A new regulation is helping Portugal’s market access conditions for pharmaceuticals catch up with those of other developed European markets, with a jump in the number of approvals for 2017. The situation is further enhanced by increasing inter-stakeholder communication and transparency, and a targeted focus on removing bureaucracy barriers, from authorities and industry members alike. However, the infrastructure needs more investment for rapid reviews of new drugs.
Although Portugal’s pharmaceutical market is similar in size to those of Sweden, Austria, and Denmark, it is one of the slowest countries for medicine reimbursement in Europe, with average waiting times for market access standing at two years rather than the 180 days legislated by INFARMED, Portugal’s regulatory agency. This puts Portugal’s reimbursement speed on a par with less developed European markets such as Slovakia and Romania, renowned for their market access difficulties. Between 2010 and 2012 only one out of the 139 medicines approved in Slovakia successfully gained reimbursement.
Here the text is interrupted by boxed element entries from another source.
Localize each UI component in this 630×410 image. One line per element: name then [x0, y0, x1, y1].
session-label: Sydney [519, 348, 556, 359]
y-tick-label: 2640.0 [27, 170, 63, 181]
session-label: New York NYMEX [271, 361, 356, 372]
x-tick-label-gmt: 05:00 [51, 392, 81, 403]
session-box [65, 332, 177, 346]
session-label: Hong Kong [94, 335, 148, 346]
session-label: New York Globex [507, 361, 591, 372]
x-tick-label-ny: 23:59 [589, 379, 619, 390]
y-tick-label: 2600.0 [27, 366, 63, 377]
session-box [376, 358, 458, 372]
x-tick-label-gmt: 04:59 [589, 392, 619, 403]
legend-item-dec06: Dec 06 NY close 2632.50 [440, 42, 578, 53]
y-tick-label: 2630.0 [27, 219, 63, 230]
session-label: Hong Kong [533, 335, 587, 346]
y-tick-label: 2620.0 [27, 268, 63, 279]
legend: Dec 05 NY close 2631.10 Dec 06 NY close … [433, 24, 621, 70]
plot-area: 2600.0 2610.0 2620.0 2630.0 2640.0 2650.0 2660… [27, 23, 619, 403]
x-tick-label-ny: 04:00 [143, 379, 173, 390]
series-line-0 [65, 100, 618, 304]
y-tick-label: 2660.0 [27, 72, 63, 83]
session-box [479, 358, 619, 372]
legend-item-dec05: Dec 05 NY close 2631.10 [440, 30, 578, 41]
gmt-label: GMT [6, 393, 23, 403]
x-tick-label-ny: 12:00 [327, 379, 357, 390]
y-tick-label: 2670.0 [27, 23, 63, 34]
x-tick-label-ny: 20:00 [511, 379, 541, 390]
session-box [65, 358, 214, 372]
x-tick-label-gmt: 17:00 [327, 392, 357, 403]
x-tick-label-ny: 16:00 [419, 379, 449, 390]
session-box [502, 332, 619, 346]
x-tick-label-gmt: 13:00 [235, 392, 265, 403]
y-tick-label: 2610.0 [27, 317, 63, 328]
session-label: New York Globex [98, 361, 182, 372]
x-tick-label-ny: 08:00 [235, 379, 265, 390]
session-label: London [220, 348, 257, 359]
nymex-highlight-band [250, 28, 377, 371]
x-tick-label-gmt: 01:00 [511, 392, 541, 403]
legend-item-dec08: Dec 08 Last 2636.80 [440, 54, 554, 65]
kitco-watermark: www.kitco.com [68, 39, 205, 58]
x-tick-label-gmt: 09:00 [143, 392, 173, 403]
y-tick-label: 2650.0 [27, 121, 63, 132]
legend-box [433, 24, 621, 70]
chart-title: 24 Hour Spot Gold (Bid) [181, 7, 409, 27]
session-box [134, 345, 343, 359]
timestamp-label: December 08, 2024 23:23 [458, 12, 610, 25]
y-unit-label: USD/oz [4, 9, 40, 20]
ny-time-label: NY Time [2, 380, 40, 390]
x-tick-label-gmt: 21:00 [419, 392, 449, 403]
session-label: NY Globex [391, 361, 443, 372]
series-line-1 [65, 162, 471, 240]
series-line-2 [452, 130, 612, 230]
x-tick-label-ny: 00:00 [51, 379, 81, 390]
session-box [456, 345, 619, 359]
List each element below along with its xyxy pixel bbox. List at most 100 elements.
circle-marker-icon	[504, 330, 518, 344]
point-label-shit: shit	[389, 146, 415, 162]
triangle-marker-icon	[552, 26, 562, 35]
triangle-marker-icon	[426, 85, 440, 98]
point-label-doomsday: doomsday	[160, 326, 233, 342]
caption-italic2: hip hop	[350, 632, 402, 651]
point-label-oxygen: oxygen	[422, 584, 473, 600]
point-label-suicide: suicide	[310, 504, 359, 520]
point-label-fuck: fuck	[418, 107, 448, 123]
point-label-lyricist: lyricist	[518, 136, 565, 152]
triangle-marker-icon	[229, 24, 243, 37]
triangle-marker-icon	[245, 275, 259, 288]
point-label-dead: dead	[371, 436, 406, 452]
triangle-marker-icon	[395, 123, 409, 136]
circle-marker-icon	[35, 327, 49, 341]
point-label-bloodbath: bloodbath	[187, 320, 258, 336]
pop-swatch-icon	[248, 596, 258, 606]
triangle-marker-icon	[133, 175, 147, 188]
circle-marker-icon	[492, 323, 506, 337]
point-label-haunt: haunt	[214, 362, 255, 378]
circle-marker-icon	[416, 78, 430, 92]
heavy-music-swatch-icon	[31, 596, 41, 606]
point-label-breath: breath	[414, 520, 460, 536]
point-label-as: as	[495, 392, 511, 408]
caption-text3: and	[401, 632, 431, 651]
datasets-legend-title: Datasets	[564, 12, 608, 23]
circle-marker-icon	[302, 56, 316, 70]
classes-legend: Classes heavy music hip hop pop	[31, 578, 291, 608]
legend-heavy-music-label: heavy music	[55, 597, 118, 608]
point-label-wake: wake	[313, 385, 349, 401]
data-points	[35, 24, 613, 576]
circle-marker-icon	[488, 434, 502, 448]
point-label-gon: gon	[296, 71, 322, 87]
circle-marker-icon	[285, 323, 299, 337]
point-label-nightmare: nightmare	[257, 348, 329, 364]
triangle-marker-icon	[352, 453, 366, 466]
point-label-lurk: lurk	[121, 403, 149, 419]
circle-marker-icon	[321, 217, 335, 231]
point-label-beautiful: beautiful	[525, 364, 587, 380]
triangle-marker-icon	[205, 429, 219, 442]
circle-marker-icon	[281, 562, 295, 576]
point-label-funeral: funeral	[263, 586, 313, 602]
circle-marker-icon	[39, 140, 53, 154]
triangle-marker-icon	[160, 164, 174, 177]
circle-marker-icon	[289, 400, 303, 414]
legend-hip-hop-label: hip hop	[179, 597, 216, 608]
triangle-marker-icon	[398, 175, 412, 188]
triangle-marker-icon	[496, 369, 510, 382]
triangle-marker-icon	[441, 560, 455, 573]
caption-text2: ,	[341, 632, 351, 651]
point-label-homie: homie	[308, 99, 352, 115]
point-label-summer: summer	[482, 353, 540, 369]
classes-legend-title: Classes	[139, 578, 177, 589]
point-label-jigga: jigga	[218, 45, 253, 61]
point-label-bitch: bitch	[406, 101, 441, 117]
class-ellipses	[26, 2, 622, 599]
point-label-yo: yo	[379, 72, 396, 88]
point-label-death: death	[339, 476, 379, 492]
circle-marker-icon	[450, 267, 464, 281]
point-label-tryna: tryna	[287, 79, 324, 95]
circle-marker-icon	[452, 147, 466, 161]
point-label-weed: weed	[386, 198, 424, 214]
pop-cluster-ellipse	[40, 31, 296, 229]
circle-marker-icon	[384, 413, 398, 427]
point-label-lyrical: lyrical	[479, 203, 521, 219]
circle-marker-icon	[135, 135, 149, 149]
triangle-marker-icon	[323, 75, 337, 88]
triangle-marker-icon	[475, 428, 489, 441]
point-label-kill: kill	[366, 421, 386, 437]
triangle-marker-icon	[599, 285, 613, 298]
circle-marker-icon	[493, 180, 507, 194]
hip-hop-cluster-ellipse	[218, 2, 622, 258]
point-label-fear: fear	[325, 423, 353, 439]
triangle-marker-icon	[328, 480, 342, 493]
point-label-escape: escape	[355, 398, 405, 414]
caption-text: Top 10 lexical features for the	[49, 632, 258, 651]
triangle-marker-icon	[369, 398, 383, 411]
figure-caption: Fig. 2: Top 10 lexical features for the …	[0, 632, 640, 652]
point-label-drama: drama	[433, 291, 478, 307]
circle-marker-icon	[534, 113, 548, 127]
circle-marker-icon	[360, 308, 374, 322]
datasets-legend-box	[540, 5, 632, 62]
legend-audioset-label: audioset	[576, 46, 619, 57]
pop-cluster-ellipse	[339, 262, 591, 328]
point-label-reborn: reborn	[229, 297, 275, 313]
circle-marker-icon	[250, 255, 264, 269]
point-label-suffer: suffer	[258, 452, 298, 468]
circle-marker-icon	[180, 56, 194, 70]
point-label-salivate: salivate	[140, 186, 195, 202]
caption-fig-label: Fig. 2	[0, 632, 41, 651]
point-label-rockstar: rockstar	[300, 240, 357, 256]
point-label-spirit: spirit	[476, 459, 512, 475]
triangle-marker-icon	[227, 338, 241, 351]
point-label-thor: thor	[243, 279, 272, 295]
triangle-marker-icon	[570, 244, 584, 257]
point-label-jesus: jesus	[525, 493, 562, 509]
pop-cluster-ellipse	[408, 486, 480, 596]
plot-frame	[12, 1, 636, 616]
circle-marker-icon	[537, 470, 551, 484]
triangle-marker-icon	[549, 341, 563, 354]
As is the case with many health systems across Europe, budgetary constraints create pressure on the resources available to medical authorities and give rise to delays. The time constraint is limiting both in terms of companies’ sales but also patients’ access to potentially life-saving innovations. Additionally, the fact that Portuguese hospitals have their own approval systems for medicines and a higher level of autonomy than comparable health systems—such as the UK’s National Health Service—exacerbates the issue.
From the regulator’s perspective, changes need to be made within companies themselves and in their relationships with stakeholders. Maria Machado, president of INFARMED, feels that there is a “lack of visibility from pharmaceutical companies” as to what products they have in the pipeline. For the industry, the consensus is that for a highly-developed and highly-skilled economy, value added to patients should be prioritized, and a long-term view of budgeting would improve outcomes.
However, change is in the air. Reforms within SiNATS, (the National System for the Analysis of Health Technologies) – Portugal’s HTA body – aims to drastically reduce drug approval times. Generic medications are slated to be approved in 30 days through a fast-track route, and innovative medicines in 90 days, with a 30-day leeway. Consequently, 60 innovative drugs were granted market access in Portugal in 2017 and more medications were reimbursed in the two years between 2015 to 2017 than in the five between 2010 to 2015. Furthermore, new PAPS (Patient Access Programs) are held in high regard by the vast majority of members of APIFARMA (the Portuguese Association of the Pharmaceutical Industry). This model, which is by and large considered to be an opportunity to improve patient outcomes, allows patients free access to medicines within 210 days but guarantees reimbursement at the end of the program. The program was introduced in 2017, and therefore, given the 210-day wait time, the results remain to be seen. Many are cautiously optimistic on the efficacy of the program but are spurred on by the open and collaborative government approach.
Overall, general managers of pharma companies in Portugal feel that these reforms act as a vehicle for increasing transparency, rendering processes more robust and easing the market access process. Indeed, Bayer’s Florian Ibe sees a benefit to being one of the last countries in Europe to launch a drug, as this paves the way for Portugal to “learn from the experience of other countries, providing better knowledge for patients and healthcare professionals alike,” concluding that Portugal can have an “excellent picture of a drug’s strengths and inefficiencies” when it finally enters the Portuguese market. Portugal, historically a first-mover, for example in drug decriminalization, and the second country after Canada to create a HTA in 1998, has a long way to go improving market access, but slowly but surely, it is turning the page.